We continue around the peninsula, on the K1 and along to Yan. This stretch between the hills and the sea is a choice spot, perhaps the most beautiful stretches of road for some time. To our right, the last of the morning mist is being held by the jungle covered hills. In front the land is now flat and palms have given way to Paddy fields and bright farm bungalows.
It is 2.30pm and the sky has never become completely clear. Without full sun, the temperature has still managed to climb to 36’C. Big threatening brutes of anvil headed clouds are building to our right. We have less than 20km to go, much of which may have to be done in a downpour.
We get to the town in the dry, but by less than a 10 minute margin. Most border towns are difficult, edgy places and we know to expect that. This town is a ferry terminal, and shares much of that feeling. Kuala Kedah is busy, very busy indeed. It is beyond busy, it is hectic with a very big slice of just plain old grim.
The vague idea had been to catch the ferry to Langkawi, but we are too late to get there at anything like a reasonable time. In amongst all of the chaos of cars, mopeds, market stalls and hundreds of people all trying to get away for the holiday weekend. It is now starting to rain. It is blindingly obvious to the least street smart hotel owner that we are in desperate need of the one room he says is left in the stinking town. We are Royally Ripped Off.
The room has the smell of humanity, and a decade or more without recourse to any cleaning products or even the most casual of wipe downs. The decor is garish and not improved by two grease smeared strip lights. At first the ammonia smell grips the back of your throat, but some happy accident of evolution makes this fade after the first half an hour. The mosque is quite near and scores just 6 out of 10 for its call to prayer performance.

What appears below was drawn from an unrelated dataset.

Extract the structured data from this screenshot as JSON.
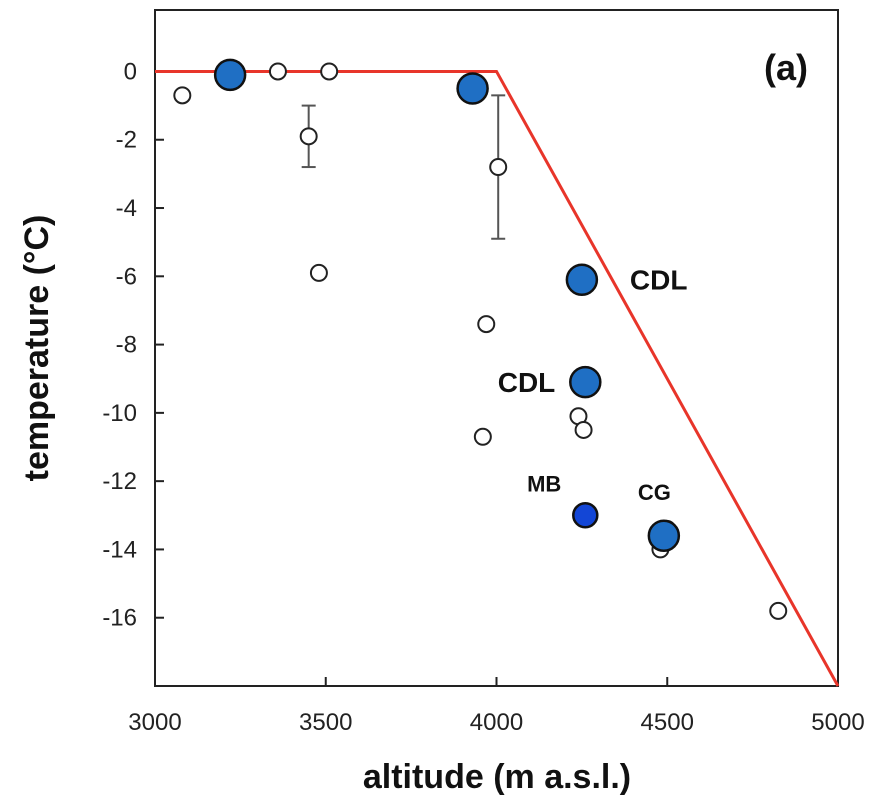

We try to settle down. Our heads are now next to a very thin wall that separates this shabby building from an even shabbier one. Hundreds of Starlings have taken over the abandoned shell and are going to spend most of the night making sure that we have trouble sleeping. It sounds as if the universes one thousand least serviceable wheel barrows have been gathered together. Just the other side of this paper-thin wall an unknown number of cursed individuals are compelled to walk in circles, pushing as many of them as possible at once. It is impossible not to focus on the noise.
It is a bright morning, and we are up early and sharing the road with the commuting mopeds. You have a choice of thirty or more breakfast stalls. We try to judge which will produce the perfect Roti with banana that we have come to enjoy. Todays is a good size and well filled with banana. The stall is busy, full of cats and people keen to talk.
We turn left, onto the 7 towards Kangar. We have been on quiet roads so far, but now for no logical reason, everyone wants to be on the 7. It has a section zoned for mopeds, which only encourages them to do even more insane under cutting moves. I think the weight of a touring bike would right off a moped in a one on one crash, but I do not want to find out.
We take a right and head for quiet roads and the coast. We have turned too early. But we are in luck and our navigational blunder takes us to a world of thirty years ago. We ride through fishing villages where we may be the first touring cyclist to have ever been. ” Good morning”, “Where are you from”, ” Merry Christmas “, it is all wonderful. ” You should have turned left! “. Kuala Sanglang, and we stop for a tea and to take in the view.
These are people living hard lives. None of them looks at the view. The women fall around laughing as they try out their school English for the first time as they serve us. Fish are out to dry in the sun and the narrow streets are playing field, kitchen, theater, living room and garage all at the same time.
Continuing along the coast we are riding next to ‘ Agfa Green ‘ paddy fields into Kuala Perlis. It would not be a terrible idea to catch a ferry to Langkawi after all, where I learn that Rambo’s first name is ‘ John ‘. I like trivia.